9/ Ce n’est que le lendemain de ma visite à l'Hôtel de la Marine avec les élèves du Conservatoire National des Arts et Métiers que je teste les tubes de peinture proposés par Agnès Delamarche. Je finis par m’éparpiller sur la toile et à perdre l’unité du croquis esquissé tout en m’amusant à tester quelques mélanges de vert et de bleu. Approvisionné de plusieurs kilos de peinture à l’huile, je peins progressivement la toile à même le sol et dessine à la craie des formes symétriques de chaque côté du tableau. L’idée de vitrail ne me quitte pas tout en voulant reproduire un ancien tableau que j’avais réalisé adolescent. Une vision apocalyptique de la planète avec une imagerie plus proche de Jérôme Bosch que de la science-fiction. Tous ces nouveaux tubes m’incitent à mélanger certaines couleurs et m'entraînent dans un tourbillon d’odeurs enivrantes. J’essaye de construire quelque chose et je trace alors à la craie blanche des formes de plus en plus géométriques voire symboliques. Cela ressemble à un œil-cible aux ailes gigantesques derrière lequel se dresse une pyramide esquissée au brou de noix. Des flammes rougeoyantes sur les côtés se livrent sur fond noir. Au fur et à mesure que la toile se remplit, j’étouffe sous sa dimension qui me prend tout l’espace de l’atelier, et j’ai hâte de pouvoir la replier et l’enrouler pour passer à de plus petits formats. Cela me permettrait de créer des esquisses et des nuances comme une suite en série de correspondances.

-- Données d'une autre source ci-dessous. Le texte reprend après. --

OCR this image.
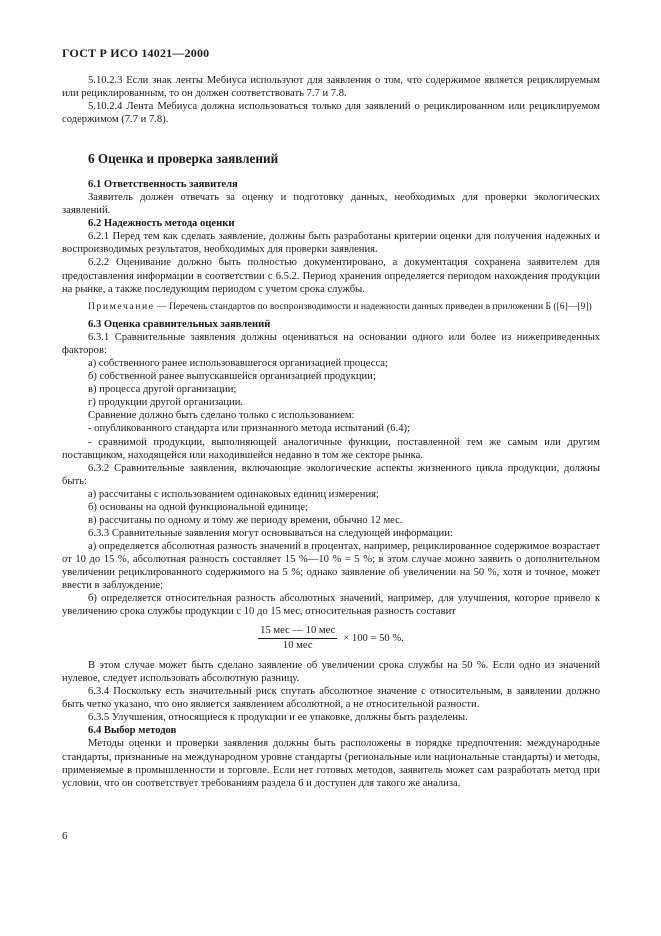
ГОСТ Р ИСО 14021—2000

5.10.2.3 Если знак ленты Мебиуса используют для заявления о том, что содержимое является рециклируемым или рециклированным, то он должен соответствовать 7.7 и 7.8.

5.10.2.4 Лента Мебиуса должна использоваться только для заявлений о рециклированном или рециклируемом содержимом (7.7 и 7.8).

6 Оценка и проверка заявлений

6.1 Ответственность заявителя

Заявитель должен отвечать за оценку и подготовку данных, необходимых для проверки экологических заявлений.

6.2 Надежность метода оценки

6.2.1 Перед тем как сделать заявление, должны быть разработаны критерии оценки для получения надежных и воспроизводимых результатов, необходимых для проверки заявления.

6.2.2 Оценивание должно быть полностью документировано, а документация сохранена заявителем для предоставления информации в соответствии с 6.5.2. Период хранения определяется периодом нахождения продукции на рынке, а также последующим периодом с учетом срока службы.

Примечание — Перечень стандартов по воспроизводимости и надежности данных приведен в приложении Б ([6]—[9])

6.3 Оценка сравнительных заявлений

6.3.1 Сравнительные заявления должны оцениваться на основании одного или более из нижеприведенных факторов:

а) собственного ранее использовавшегося организацией процесса;

б) собственной ранее выпускавшейся организацией продукции;

в) процесса другой организации;

г) продукции другой организации.

Сравнение должно быть сделано только с использованием:

- опубликованного стандарта или признанного метода испытаний (6.4);

- сравнимой продукции, выполняющей аналогичные функции, поставленной тем же самым или другим поставщиком, находящейся или находившейся недавно в том же секторе рынка.

6.3.2 Сравнительные заявления, включающие экологические аспекты жизненного цикла продукции, должны быть:

а) рассчитаны с использованием одинаковых единиц измерения;

б) основаны на одной функциональной единице;

в) рассчитаны по одному и тому же периоду времени, обычно 12 мес.

6.3.3 Сравнительные заявления могут основываться на следующей информации:

а) определяется абсолютная разность значений в процентах, например, рециклированное содержимое возрастает от 10 до 15 %, абсолютная разность составляет 15 %—10 % = 5 %; в этом случае можно заявить о дополнительном увеличении рециклированного содержимого на 5 %; однако заявление об увеличении на 50 %, хотя и точное, может ввести в заблуждение;

б) определяется относительная разность абсолютных значений, например, для улучшения, которое привело к увеличению срока службы продукции с 10 до 15 мес, относительная разность составит

$\frac{\text{15 мес — 10 мес}}{\text{10 мес}} \times 100 = 50$ %.

В этом случае может быть сделано заявление об увеличении срока службы на 50 %. Если одно из значений нулевое, следует использовать абсолютную разницу.

6.3.4 Поскольку есть значительный риск спутать абсолютное значение с относительным, в заявлении должно быть четко указано, что оно является заявлением абсолютной, а не относительной разности.

6.3.5 Улучшения, относящиеся к продукции и ее упаковке, должны быть разделены.

6.4 Выбор методов

Методы оценки и проверки заявления должны быть расположены в порядке предпочтения: международные стандарты, признанные на международном уровне стандарты (региональные или национальные стандарты) и методы, применяемые в промышленности и торговле. Если нет готовых методов, заявитель может сам разработать метод при условии, что он соответствует требованиям раздела 6 и доступен для такого же анализа.

6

10/ C’est bon, cette toile me sort par les trous de nez, ce chef d'œuvre tant attendu, ah bon ! dirait Roselyne, il est temps que je range cette toile. Sur la route du marché de Belleville je découvre un grand tube en carton qui me servira à rouler cette toile. J’envisage d’un pot de peinture noir peindre le fond des toiles de plus petit format et improviser ainsi sur ces fonds noirs. Je n’aurais plus l’angoisse de la page blanche face à ces toiles vierges. Finalement une visite d’atelier m’oblige une fois de plus à tout ranger. Je décide alors de fixer la toile au mur avec l’aide de Carole Brun.